Une grande place rose de monde, car au Rose Festival de Toulouse, il est de coutume de porter la couleur de la ville, le ciel bleu, comme très souvent ici, et la fébrilité palpable. On a pris un billet pour tel ou tel artiste se produisant aujourd’hui sur l’une des deux grandes scènes ou sur celle, plus intime, d’une “Place Saint-Pierre” harmonieusement reconstituée de tentures roses comme il se doit. J’arrive vers 17h avec une jeune amie rencontrée dans ma paroisse, une future pasteure allemande en stage pour l’été à Toulouse avec laquelle la connexion amicale a été immédiate, nous avons vécu maints événements et sorties ensemble ces deux derniers mois et elle m’accompagne ce soir de manière un peu improvisée, mon amie initialement détentrice du billet d’entrée n’ayant pu faire ce déplacement.
Nous sommes enthousiastes et découvrons toutes deux pour la première fois l’ambiance chaleureuse du Rose Festival, mon amie veut découvrir les talents de ma fille chérie qui se lance dans une carrière de chanteuse débutée ici à Toulouse sous le nom de Blue Jay, et qui se produit ce soir sur la petite scène malheureusement exactement à la même heure que le grand Francis Cabrel pour lequel je suis venue.
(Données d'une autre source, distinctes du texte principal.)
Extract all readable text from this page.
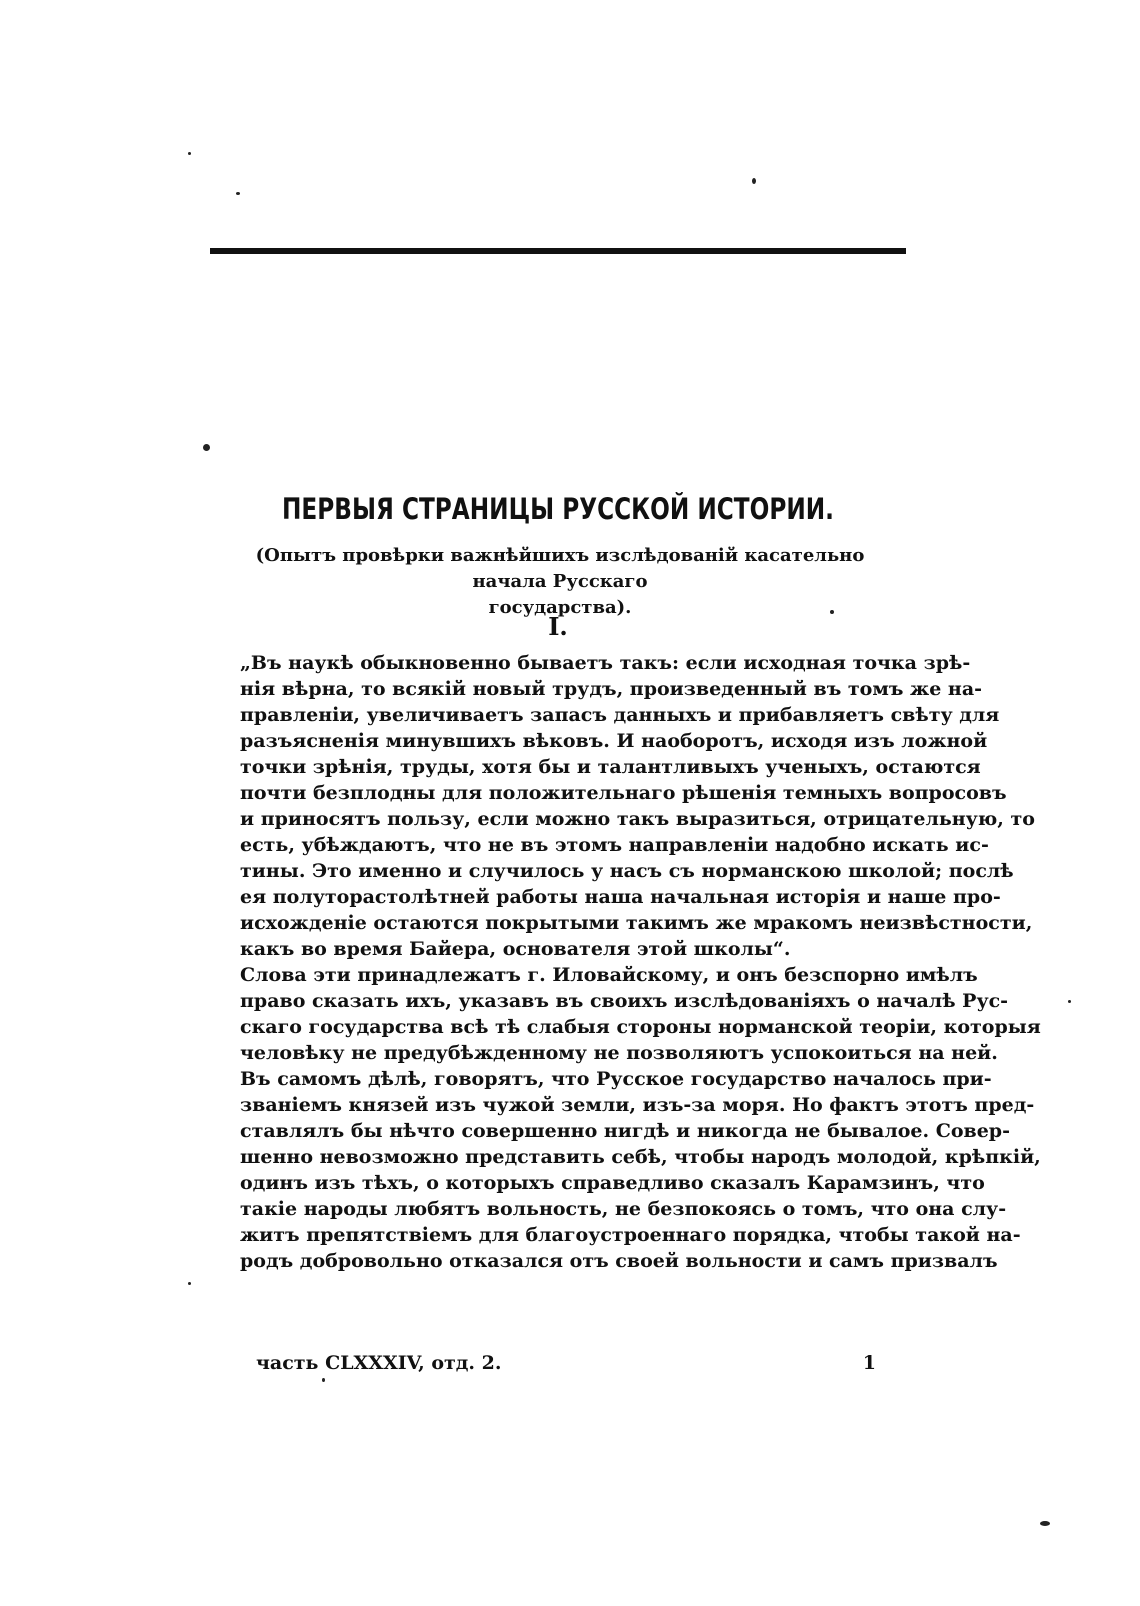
ПЕРВЫЯ СТРАНИЦЫ РУССКОЙ ИСТОРИИ.
(Опытъ провѣрки важнѣйшихъ изслѣдованій касательно начала Русскаго
государства).
I.
„Въ наукѣ обыкновенно бываетъ такъ: если исходная точка зрѣ-
нія вѣрна, то всякій новый трудъ, произведенный въ томъ же на-
правленіи, увеличиваетъ запасъ данныхъ и прибавляетъ свѣту для
разъясненія минувшихъ вѣковъ. И наоборотъ, исходя изъ ложной
точки зрѣнія, труды, хотя бы и талантливыхъ ученыхъ, остаются
почти безплодны для положительнаго рѣшенія темныхъ вопросовъ
и приносятъ пользу, если можно такъ выразиться, отрицательную, то
есть, убѣждаютъ, что не въ этомъ направленіи надобно искать ис-
тины. Это именно и случилось у насъ съ норманскою школой; послѣ
ея полуторастолѣтней работы наша начальная исторія и наше про-
исхожденіе остаются покрытыми такимъ же мракомъ неизвѣстности,
какъ во время Байера, основателя этой школы“.
Слова эти принадлежатъ г. Иловайскому, и онъ безспорно имѣлъ
право сказать ихъ, указавъ въ своихъ изслѣдованіяхъ о началѣ Рус-
скаго государства всѣ тѣ слабыя стороны норманской теоріи, которыя
человѣку не предубѣжденному не позволяютъ успокоиться на ней.
Въ самомъ дѣлѣ, говорятъ, что Русское государство началось при-
званіемъ князей изъ чужой земли, изъ-за моря. Но фактъ этотъ пред-
ставлялъ бы нѣчто совершенно нигдѣ и никогда не бывалое. Совер-
шенно невозможно представить себѣ, чтобы народъ молодой, крѣпкій,
одинъ изъ тѣхъ, о которыхъ справедливо сказалъ Карамзинъ, что
такіе народы любятъ вольность, не безпокоясь о томъ, что она слу-
житъ препятствіемъ для благоустроеннаго порядка, чтобы такой на-
родъ добровольно отказался отъ своей вольности и самъ призвалъ
часть CLXXXIV, отд. 2.	1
Choix qui me coûte, j’aurais voulu voir et applaudir ma fille, mais j’ai fait choix depuis plusieurs mois de m’offrir le premier concert de Francis Cabrel de toute ma vie !
Je me souviens de ce qui fut peut-être son premier passage à la télévision, sans doute un dimanche après-midi avec Jacques Martin que nous regardions immanquablement, j’étais adolescente et j’avais été conquise par sa chanson “Les murs de poussière” et son look christique. Mon goût pour ses chansons, ses mélodies, son style ne devaient plus me quitter. Cela fait donc plus de quarante ans que j’écoute ce chanteur capable de ciseler les mots comme personne, poète, troubadour, musicien de génie, homme aux valeurs belles qui a su se tenir à l’écart de tous les excès du show business redoutables dans toutes ces années-là. Francis Cabrel est un poète des temps modernes, un homme vrai, et je le sais maintenant, un artiste des plus simples et des plus généreux.
Presque deux heures d’enchantement offertes jeudi soir à un public absolument conquis, des plus jeunes aux plus âgés, tous reprenant en chœur ses paroles et ses mélodies déjà passées dans le patrimoine musical français. J’étais fort surprise que la jeune génération des festivaliers connaisse aussi bien ses textes. Moment de communion rare, instant de grâce, quand une foule est portée par la beauté de la musique. Francis Cabrel n’hésite pas à nous offrir les titres les plus connus que nous attendions évidemment, il a dû déjà les interpréter mille fois sur scène, mais il nous en fait néanmoins cadeau d’emblée quand il apparaît vêtu d’une chemise bleue à petites fleurs sous les acclamations d’un public impatient.
Deux heures de bonheur, de partage, de connivence entre l’artiste et la foule compacte. Ses musiciens et ses choristes sont tous excellents, chacun étant mis tour à tour en valeur. Les chansons s’enchaînent avec harmonie, savante succession de titres très connus et des compositions plus récentes. On vibre, on chante, on ovationne, on applaudit, on voudrait avoir pour ami un homme si humble et si généreux. Nous ne le laissons pas quitter la scène et il nous offre sans hésiter quatre ou cinq bis. Il n’y aura qu’un magnifique feu d’artifice pour nous détacher de la scène et nous arracher au regret que la célébration musicale soit déjà finie.
Je repars le cœur gonflé de joie avec mon amie qui, d’Allemagne, connaissait certains de ses titres sans avoir pu jusque là mettre de nom sur leur auteur. Il faudra endurer une heure de bouchons dans le parking aérien, mais dans les voitures, Cabrel résonne encore aux autoradios et les moins grincheux des automobilistes le chantent à tue-tête.
Je suis pleine de gratitude, pas comme une midinette fan inconditionnelle, mais comme une personne ayant rencontré une autre personne après plus de quarante ans d’estime et de reconnaissance pour son talent, son professionnalisme et sa belle humanité.
Francis Cabrel est de ces hommes qui nous réconcilient avec le genre humain.